We are partnering with a leading research and innovation organisation to hire a Software Developer to support the development of scalable, high-availability platforms for autonomous manufacturing and advanced planning systems.
This role focuses on building microservices-based applications that enable intelligent production planning, scheduling, and enterprise automation solutions. You will work in a collaborative environment combining applied research and real-world industry implementation.
Key Responsibilities:
- Design, develop, test, and maintain enterprise planning and scheduling applications (e.g., production planning, operations scheduling, inventory management).
- Build scalable microservices-based solutions using modern development frameworks.
- Analyse complex planning and scheduling challenges and implement effective software solutions.
- Collaborate with developers, researchers, and cross-functional stakeholders to deliver high-quality software.
- Deploy applications into production environments and provide ongoing maintenance and support.
- Identify performance bottlenecks and optimise application performance and scalability.
- Explore and integrate Generative AI capabilities to enhance planning and scheduling functionalities.
- Document system architecture, technical specifications, and user manuals.
Requirements
- Bachelor’s or Master’s degree in Computer Science, Engineering, or related technical discipline.
- Experience in software development, ideally within enterprise or complex system environments.
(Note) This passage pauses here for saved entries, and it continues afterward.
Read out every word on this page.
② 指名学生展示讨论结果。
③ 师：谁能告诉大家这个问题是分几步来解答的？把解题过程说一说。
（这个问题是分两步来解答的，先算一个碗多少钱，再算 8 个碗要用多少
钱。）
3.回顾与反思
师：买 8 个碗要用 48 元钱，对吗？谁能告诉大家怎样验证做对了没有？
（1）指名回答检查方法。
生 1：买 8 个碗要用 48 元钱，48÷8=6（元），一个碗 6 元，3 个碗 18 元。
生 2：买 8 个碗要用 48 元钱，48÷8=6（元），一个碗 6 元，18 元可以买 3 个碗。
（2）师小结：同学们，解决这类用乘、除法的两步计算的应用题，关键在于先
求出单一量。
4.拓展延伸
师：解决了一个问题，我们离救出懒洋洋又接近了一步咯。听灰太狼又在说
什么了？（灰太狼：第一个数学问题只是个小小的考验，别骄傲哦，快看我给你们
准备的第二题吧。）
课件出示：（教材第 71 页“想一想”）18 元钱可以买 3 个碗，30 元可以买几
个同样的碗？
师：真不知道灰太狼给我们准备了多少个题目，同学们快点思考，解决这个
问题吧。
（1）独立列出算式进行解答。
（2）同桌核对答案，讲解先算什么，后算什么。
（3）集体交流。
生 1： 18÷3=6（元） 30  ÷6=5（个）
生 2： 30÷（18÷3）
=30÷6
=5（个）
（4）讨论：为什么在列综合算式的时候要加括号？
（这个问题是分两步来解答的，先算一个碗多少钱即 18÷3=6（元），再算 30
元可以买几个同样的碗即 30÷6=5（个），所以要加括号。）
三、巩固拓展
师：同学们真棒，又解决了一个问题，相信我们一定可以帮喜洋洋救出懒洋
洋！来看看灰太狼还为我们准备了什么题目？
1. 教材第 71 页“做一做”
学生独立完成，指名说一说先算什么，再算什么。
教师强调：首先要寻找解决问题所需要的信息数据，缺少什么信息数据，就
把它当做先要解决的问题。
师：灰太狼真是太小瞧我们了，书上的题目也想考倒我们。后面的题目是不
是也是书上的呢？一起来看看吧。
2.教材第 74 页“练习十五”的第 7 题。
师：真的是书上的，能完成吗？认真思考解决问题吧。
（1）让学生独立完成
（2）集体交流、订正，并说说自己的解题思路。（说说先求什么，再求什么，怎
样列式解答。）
- Strong technical skills in: C# .NET , MS SQL and Angular
- Experience with microservices architecture.
- Understanding of CI/CD pipelines and DevSecOps practices.
- Strong analytical, troubleshooting, and problem-solving skills.
- Strong communication skills and ability to work with multiple stakeholders.
- Exposure to Generative AI / Agentic AI applications.
- Experience with manufacturing planning, scheduling, inventory, or supply chain systems.
- Knowledge of Siemens APS or similar advanced planning platforms.
- PhD candidates with optimisation (operations research) or machine learning expertise are welcome.